From Ford to Google to JPMorgan Chase, a growing number of major companies is banning employees from foreign travel, nixing large meetings, testing out work-from-home contingency plans and canceling crucial industry events — all despite assurances from the White House that containment of the virus is “airtight.”

Investment giant Goldman Sachs has even warned that U.S. corporations’ earnings growth for the year could be zero percent.

The slew of policy updates and revised — or abandoned — financial forecasts for 2020 has put corporate America at odds with an administration that characterizes criticism of its virus response as a “hoax” and dismissed the worst week on Wall Street in more than a decade as an “overreaction.”

Instead, as health and safety officials advise families to stock up their food pantries, Trump’s top economic adviser, Larry Kudlow, told investors they should stock up on equities.

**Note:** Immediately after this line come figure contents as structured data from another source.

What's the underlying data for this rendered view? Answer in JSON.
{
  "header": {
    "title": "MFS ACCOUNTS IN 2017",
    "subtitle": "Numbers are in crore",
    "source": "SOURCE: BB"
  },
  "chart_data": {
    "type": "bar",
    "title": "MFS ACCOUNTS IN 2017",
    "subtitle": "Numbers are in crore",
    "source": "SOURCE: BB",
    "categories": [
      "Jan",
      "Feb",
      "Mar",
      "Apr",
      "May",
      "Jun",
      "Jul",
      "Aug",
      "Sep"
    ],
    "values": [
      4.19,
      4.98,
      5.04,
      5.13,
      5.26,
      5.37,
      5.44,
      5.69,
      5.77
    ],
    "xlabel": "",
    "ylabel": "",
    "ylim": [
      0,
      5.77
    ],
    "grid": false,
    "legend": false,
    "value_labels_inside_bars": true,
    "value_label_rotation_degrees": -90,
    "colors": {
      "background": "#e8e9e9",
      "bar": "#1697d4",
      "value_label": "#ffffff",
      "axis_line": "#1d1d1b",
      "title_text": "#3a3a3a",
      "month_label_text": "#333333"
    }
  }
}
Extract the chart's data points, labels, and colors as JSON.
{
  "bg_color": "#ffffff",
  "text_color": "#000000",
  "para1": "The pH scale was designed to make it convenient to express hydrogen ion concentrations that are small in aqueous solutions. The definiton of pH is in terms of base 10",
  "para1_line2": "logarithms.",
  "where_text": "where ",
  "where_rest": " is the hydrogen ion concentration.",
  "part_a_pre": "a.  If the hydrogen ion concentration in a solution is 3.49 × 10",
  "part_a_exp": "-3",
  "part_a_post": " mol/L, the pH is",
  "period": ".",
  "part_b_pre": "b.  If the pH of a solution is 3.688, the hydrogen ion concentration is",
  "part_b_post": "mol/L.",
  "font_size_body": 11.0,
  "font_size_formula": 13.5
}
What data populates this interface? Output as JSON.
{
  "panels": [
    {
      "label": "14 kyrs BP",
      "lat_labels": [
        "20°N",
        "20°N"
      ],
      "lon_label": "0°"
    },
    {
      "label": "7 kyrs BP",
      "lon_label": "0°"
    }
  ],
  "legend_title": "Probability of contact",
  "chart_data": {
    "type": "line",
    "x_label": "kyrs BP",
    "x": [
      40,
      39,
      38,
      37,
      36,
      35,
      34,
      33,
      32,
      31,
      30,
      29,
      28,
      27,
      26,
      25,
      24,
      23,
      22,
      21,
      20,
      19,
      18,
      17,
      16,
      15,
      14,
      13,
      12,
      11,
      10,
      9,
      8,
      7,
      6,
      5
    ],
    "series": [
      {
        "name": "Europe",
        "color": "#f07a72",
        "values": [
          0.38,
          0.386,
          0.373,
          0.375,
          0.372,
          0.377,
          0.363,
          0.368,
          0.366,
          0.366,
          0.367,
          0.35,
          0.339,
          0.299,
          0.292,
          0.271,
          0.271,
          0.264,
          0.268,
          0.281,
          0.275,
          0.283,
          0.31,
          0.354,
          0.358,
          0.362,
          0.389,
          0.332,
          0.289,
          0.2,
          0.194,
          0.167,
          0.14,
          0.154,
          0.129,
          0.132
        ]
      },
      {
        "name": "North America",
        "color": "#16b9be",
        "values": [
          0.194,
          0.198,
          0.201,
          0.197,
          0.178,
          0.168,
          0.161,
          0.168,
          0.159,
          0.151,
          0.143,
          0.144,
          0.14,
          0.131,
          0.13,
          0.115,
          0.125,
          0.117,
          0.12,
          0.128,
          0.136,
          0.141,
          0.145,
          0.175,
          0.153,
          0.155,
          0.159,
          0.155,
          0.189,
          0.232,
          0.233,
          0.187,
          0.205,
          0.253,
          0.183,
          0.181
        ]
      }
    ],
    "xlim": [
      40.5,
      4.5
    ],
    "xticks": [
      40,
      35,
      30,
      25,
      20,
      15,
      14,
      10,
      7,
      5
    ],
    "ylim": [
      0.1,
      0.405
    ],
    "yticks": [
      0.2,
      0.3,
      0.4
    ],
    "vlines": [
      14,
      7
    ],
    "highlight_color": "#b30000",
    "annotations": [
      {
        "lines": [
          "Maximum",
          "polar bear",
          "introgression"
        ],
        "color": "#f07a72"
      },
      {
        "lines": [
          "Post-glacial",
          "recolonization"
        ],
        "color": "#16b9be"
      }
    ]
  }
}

Full coverage of the coronavirus outbreak

“The virus story is not going to last forever,” Kudlow said on CNBC last month. “I would suggest very seriously taking a look at the market, the stock market, that is a lot cheaper than it was a week or two ago.”

Most businesses, however, are focused on prioritizing employee safety without overreacting or creating any economic fallout.

“Corporate America has a vested interest in preserving the well-being of their workers,” said Diane Swonk, chief economist at Grant Thornton. “They are not panicking but are over compensating to hedge against worst outcomes.”